- DVD cover
- Directed by: Alan Pao
- Written by: Corey Large; Alan Pao;
- Produced by: Brian Hartman; Corey Large; Alan Pao; Brian Hartman; Corey Large; Alan Pao;
- Starring: Master P; Corey Large; Dominique Swain; Danny Trejo; Damion Poitier; Susan Ward; Charity Shea;
- Music by: Scott Glasgow
- Release dates: July 8, 2008 (United States); March 1, 2010 (Germany);
- Language: English
- Budget: $2 million

= Toxic (2008 film) =

Toxic is a 2008 thriller film directed by Alan Pao. It was released direct-to-video on July 8, 2008.

==Plot==
Lucille has a mental disorder, which stems from her brother's death, which occurred when she was young, and which her father blamed her for, never forgiving her. It is never revealed how the brother died or why her father blames her but it made her mentally unstable.

While Lucille is telling Angel who her father is, Nadine rolls off the top of the building and kills herself. This leads Sid and Antoine to the brothel where they ask about Lucille. Angel's goons attack them and soon Angel and more goons show up which causes an even bigger gun battle.

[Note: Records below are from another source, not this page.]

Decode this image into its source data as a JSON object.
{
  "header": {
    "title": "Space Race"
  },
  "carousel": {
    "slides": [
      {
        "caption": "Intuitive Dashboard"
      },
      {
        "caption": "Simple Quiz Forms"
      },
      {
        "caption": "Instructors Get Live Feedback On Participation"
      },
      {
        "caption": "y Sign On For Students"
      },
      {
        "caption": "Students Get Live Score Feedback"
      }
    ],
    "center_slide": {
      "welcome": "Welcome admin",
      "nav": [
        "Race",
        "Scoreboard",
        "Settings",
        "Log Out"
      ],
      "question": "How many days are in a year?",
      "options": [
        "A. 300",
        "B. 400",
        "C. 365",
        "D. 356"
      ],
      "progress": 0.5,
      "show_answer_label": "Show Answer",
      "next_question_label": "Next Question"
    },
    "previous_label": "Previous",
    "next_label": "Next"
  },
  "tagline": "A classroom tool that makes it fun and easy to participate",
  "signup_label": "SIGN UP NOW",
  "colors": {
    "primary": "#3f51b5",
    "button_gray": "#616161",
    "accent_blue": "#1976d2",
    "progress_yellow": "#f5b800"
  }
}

From that moment on the character Lucille becomes the character Sid, the one we see working in the bar. The Sid that was looking for Lucille and was in the gun battle is dead and the Sid that is working in the bar and falling for Michelle is Lucille who believes she is Sid. For the rest of the plot, "Sid" is referring to Lucille as Sid and not the actual man. Also, all the other characters see Sid as Lucille, as a girl, and it is only Lucille that sees her reflection as that of Sid, a man.

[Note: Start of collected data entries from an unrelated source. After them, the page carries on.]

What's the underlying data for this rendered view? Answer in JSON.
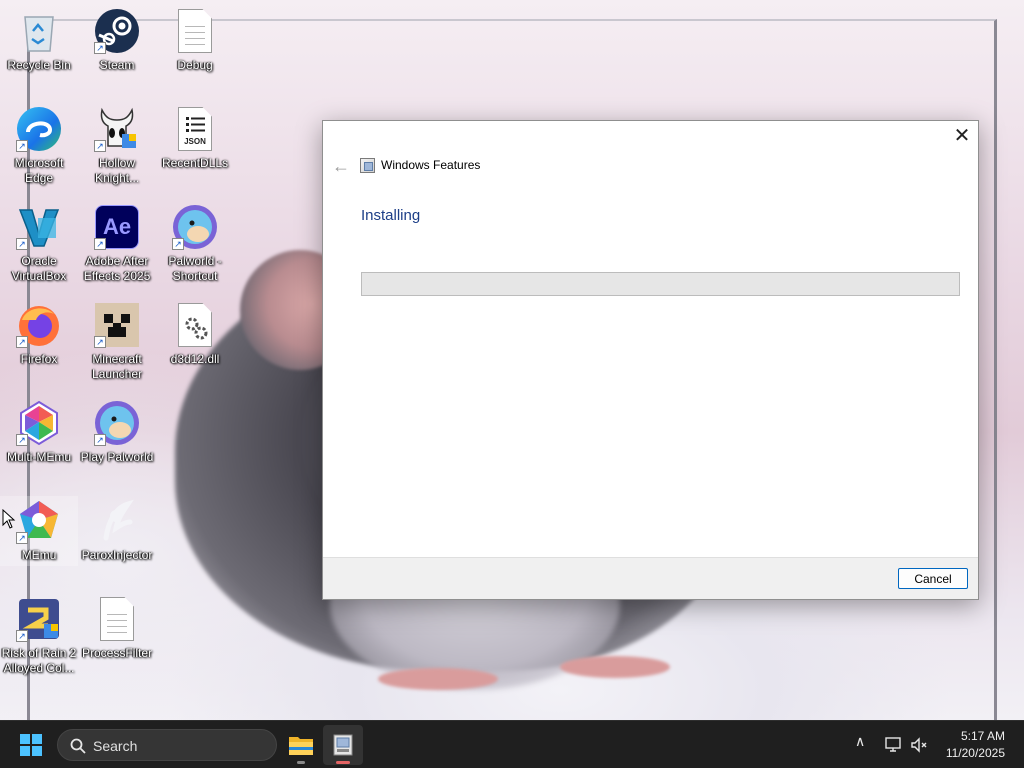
{
  "desktop": {
    "icons": [
      {
        "label": "Recycle Bin",
        "icon": "recycle-bin-icon"
      },
      {
        "label": "Steam",
        "icon": "steam-icon"
      },
      {
        "label": "Debug",
        "icon": "document-icon"
      },
      {
        "label": "Microsoft Edge",
        "icon": "edge-icon"
      },
      {
        "label": "Hollow Knight...",
        "icon": "hollow-knight-icon"
      },
      {
        "label": "RecentDLLs",
        "icon": "json-file-icon"
      },
      {
        "label": "Oracle VirtualBox",
        "icon": "virtualbox-icon"
      },
      {
        "label": "Adobe After Effects 2025",
        "icon": "after-effects-icon"
      },
      {
        "label": "Palworld - Shortcut",
        "icon": "palworld-icon"
      },
      {
        "label": "Firefox",
        "icon": "firefox-icon"
      },
      {
        "label": "Minecraft Launcher",
        "icon": "minecraft-icon"
      },
      {
        "label": "d3d12.dll",
        "icon": "dll-file-icon"
      },
      {
        "label": "Multi-MEmu",
        "icon": "multi-memu-icon"
      },
      {
        "label": "Play Palworld",
        "icon": "palworld-icon"
      },
      {
        "label": "MEmu",
        "icon": "memu-icon"
      },
      {
        "label": "ParoxInjector",
        "icon": "parox-icon"
      },
      {
        "label": "Risk of Rain 2 Alloyed Col...",
        "icon": "risk-of-rain-icon"
      },
      {
        "label": "ProcessFilter",
        "icon": "document-icon"
      }
    ],
    "ae_text": "Ae",
    "json_text": "JSON"
  },
  "dialog": {
    "title": "Windows Features",
    "heading": "Installing",
    "progress_fraction": 0.0,
    "cancel_label": "Cancel",
    "close_glyph": "✕",
    "back_glyph": "←"
  },
  "taskbar": {
    "search_placeholder": "Search",
    "apps": [
      {
        "name": "file-explorer",
        "active": false
      },
      {
        "name": "windows-features",
        "active": true
      }
    ],
    "tray": {
      "chevron_glyph": "∧",
      "time": "5:17 AM",
      "date": "11/20/2025"
    }
  },
  "colors": {
    "accent": "#0067c0",
    "heading": "#1c3e87",
    "taskbar": "#1f1f1f",
    "start_logo": "#4cc2ff"
  }
}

Lucille, as Sid, leaves the apartment and starts walking down the road where Steve finds her and picks her up. He allows Sid to stay in the attic of his strip club in exchange for working there. Gus comes in one night and is shocked to see Lucille but surprised that she thinks she is Sid. He decides not to tell her directly and instead tries to use his psychology training to pull Lucille out again. Sid later begins to see things as Lucille's personality tries to "retake" her body and mind.
Michelle decides to do some digging during this and calls Sid to tell him that she found some information on the girl he is "seeing".

Gus shows up just then and Sid points the gun at him, asking what he did to Lucille. Gus says Lucille is dead because she couldn't live with what she had done.